La porticina di accesso al mondo di Alice.

In cielo si è elevato un canto.


 

 

Sogno di giorno a primavera

 

L’ uomo di ghiaccio al posto del cuore aveva una palla di neve e nelle sue vene circolava un rivolo d’ acqua gelata. Per vivere aveva bisogno di mantenersi ad una distanza ottimale dalle fonti di calore; se si trovava troppo vicino il suo cuore rischiava di sciogliersi completamente e lui sarebbe morto, mentre se si trovava troppo lontano il suo sangue iniziava il processo di congelamento e alla fine avrebbe smesso di circolare e anche in questo caso sarebbe morto. La sua vita era complicata dal fatto che, se nel caso del calore emanato dagli oggetti, come il fuoco di un camino o un forno elettrico o una stufa a gas o a legna, esso poteva essere prevedibile e la giusta distanza giudicata attraverso calcoli matematici, che sebbene sofisticati, erano per lui, eccellente scienziato, accessibili senza molto sforzo, ciò non era altrettanto ovvio quando si trattava di persone. Ogni individuo racchiude in sè un fuoco tutto particolare, tutto personale.

L’ uomo di ghiaccio aveva una personalità molto dolce e accattivante e per questo attirava a sè una certa quantità di amici. L’ amicizia era per lui una dimensione vivibile dato che per sua intrinseca natura aveva più a che fare col tepore che col fuoco. Ma quando si trattava d’ amore era tutto un altro paio di maniche. Conobbe Rosa alla mostra dei fiori dove era solito recarsi annualmente, quando la vide mentre lei stava infilando il naso fra i petali di una peonia rossa. Rimase folgorato dai suoi riccioli color carota e dal profumo che nell’ insieme veniva emanato dal fiore e dalla donna; rimase incantato dalla bocca che somigliava ad una corolla e dai suoi occhi color di foglia.
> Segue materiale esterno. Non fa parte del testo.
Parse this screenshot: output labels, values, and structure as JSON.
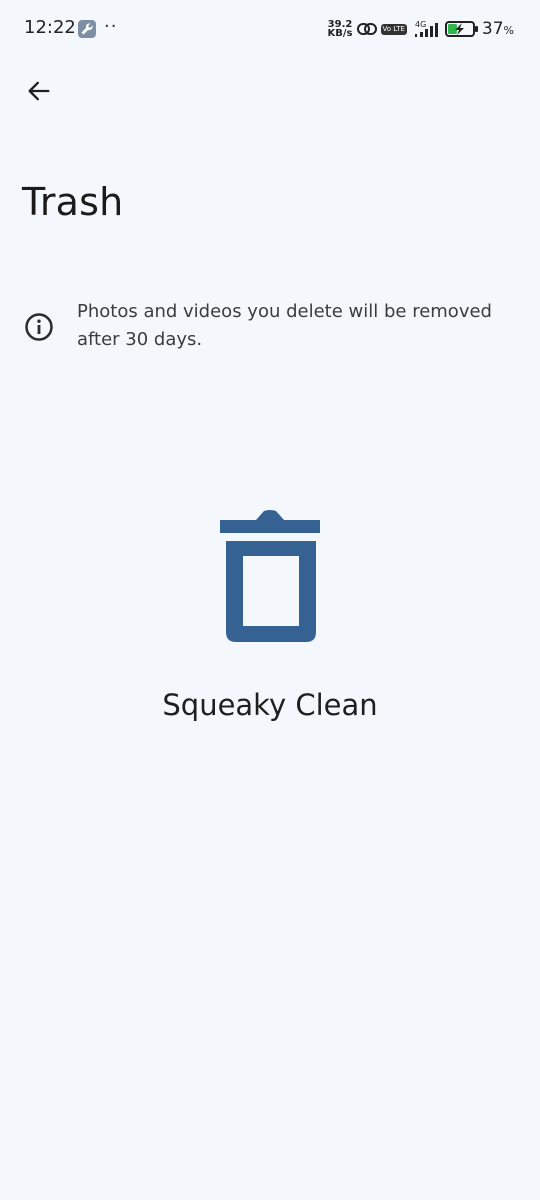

Non potè fare a meno di rivolgerle la parola e non trovò niente di meglio che invitarla a prendere un gelato insieme a lui. Fu un desiderio spontaneo, ma si rivelò anche una mossa strategica perchè il gelato avrebbe mantenuto la sua temperatura ad un livello giusto e avrebbe salvaguardato la sua salute. Rosa era sempre stata affascinata dai fiori e in primavera era lei stessa a rifiorire. Era attratta dalla forma dei petali, dai pistilli, dal nettare, non solo di fiori importanti come quelli che portavano il suo nome, ma anche per esempio di quelli del pomodoro. È indescrivibile la gioia che Rosa provava nell’ osservare i piccoli sepali gialli che una volta secchi si staccavano dallo stelo per lasciare il posto ad una minuscola pallina verde che sarebbe a poco a poco cresciuta per trasformarsi in un odoroso pomodorino rosso. Così faceva con tutte le altre piantine di cui amava circondarsi, dal peperone piccante, alla melanzana, al cece.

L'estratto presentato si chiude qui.